March 2016Focus2016

Focus on Territorial Disputes: Jammu and Kashmir

By Jack La Forge
Staff Writer

While tensions have cooled in many other regions of the Pakistan-India border, the hotly contested province of Kashmir and Jammu is still experiencing ongoing conflict. The harsh terrain, threats of nuclear warfare, terrorist attacks, and state interests are among some of the reasons that have been preventing a land settlement.

Persistent unrest and violence has characterized the region since Colonial India gained its independence from the British in 1947. At that time, an agreement was struck to divide the Muslim majority of Pakistan and the Hindu majority of India into two separate states. Amid the partition of states and relocation of tens of millions of people, approximately one million people were murdered as a result of religious violence, according to BBC News.

The Kashmir Valley is a predominantly Muslim region where, according to a poll conducted by Chatham House, 74 to 95 percent of people support independence from India. In the predominantly Hindu region of Jammu, however, less than 1 percent of Jammu people supported independence, according to another Chatham House poll.

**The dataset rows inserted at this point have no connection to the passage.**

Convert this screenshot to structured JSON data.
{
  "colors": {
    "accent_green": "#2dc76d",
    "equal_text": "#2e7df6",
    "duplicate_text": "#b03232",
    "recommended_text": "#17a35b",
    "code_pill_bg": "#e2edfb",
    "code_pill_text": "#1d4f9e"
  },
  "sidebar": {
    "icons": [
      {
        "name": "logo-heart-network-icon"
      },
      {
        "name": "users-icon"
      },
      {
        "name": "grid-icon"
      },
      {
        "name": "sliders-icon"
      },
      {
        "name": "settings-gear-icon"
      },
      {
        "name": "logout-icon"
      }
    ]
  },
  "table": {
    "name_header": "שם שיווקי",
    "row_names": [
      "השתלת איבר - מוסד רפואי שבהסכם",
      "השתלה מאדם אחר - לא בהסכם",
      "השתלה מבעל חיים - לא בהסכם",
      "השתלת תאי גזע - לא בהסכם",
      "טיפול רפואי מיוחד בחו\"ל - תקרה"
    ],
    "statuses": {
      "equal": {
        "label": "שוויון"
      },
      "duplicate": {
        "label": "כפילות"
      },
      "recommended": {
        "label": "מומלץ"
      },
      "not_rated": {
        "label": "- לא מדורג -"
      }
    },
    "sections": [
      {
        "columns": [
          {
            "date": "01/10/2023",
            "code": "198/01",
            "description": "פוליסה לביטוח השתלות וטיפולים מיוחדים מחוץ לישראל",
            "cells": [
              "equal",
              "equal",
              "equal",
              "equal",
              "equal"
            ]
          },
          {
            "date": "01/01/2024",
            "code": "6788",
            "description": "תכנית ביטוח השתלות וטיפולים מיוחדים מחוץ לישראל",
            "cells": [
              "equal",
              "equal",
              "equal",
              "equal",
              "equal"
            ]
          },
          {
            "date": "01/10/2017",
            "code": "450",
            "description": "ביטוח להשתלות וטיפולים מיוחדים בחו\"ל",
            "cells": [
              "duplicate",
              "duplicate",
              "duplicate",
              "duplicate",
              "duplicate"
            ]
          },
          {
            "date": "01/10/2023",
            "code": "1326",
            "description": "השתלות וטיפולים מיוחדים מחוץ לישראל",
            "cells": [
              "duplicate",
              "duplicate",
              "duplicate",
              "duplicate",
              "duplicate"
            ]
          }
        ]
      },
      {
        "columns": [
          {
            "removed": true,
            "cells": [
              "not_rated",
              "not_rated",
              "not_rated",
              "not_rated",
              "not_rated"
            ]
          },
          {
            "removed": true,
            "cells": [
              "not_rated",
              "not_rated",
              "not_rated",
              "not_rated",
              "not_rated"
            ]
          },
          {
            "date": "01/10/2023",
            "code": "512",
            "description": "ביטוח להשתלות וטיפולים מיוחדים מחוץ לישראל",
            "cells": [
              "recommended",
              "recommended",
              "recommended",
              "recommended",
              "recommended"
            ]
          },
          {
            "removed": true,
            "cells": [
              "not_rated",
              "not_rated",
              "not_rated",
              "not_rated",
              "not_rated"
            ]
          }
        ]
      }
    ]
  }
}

Government interest precludes any plans for settlement that includes an independent Kashmir Valley.

Pakistan has said that they should get the territory due to Kashmir’s Muslim majority. India has said that Kashmir is an integral part of its country, and the harsh terrain that must be passed to enter the Kashmir Valley is more accessible from Jammu, located in India, according to the Ministry of External Affairs.

The height of recent violence between Pakistan and India occurred in 2008, where a group of insurgents from a terrorist group in Pakistan stormed buildings in Mumbai, held them for more than 60 hours, and killed 164 people, as reported by CNN.

Since these attacks, anti-Pakistan movements grew in India. According to Vice Media, Pakistan’s response to this is to sneak insurgents trained by the Pakistani Army with the intent of destabilizing the region even more.

The Pakistani insurgents enter India with relative ease because harsh terrain makes the region nearly impossible to police. The border between the province of Jammu, Kashmir, and Pakistan is not actually a border, but rather a temporary agreement between the two states called a “Line of Control.”

Both India and Pakistan continue to bolster their nuclear arsenal amid palpable tension. A Pakistani nuclear physicist recently said in an interview with Vice Media that “If one warhead had been used on the other country, then you can bet that all nuclear warheads will be used.”

When you contend that there is no clear border nor explicit defense of a border, there has been a surprise attack on one of India’s biggest cities, there are moral and religious disagreement between two very different groups of people since the birth of both nations, and that both countries have nuclear capabilities, you have an absolutely potent recipe for war.

The United Nations Security Council has proven complacent in regards to resolving this issue. For example, according to the Express Tribune, the U.N. removed Jammu and Kashmir from the list of disputed world territories in November 2010.

This removal has worked out favorably for India more than Pakistan, and Pakistan’s envoy to the U.N. protests this decision. According to the Daily Times, a U.N. spokesman gave a public reassurance that the Kashmir dispute still remains on the U.N. Security Council’s agenda.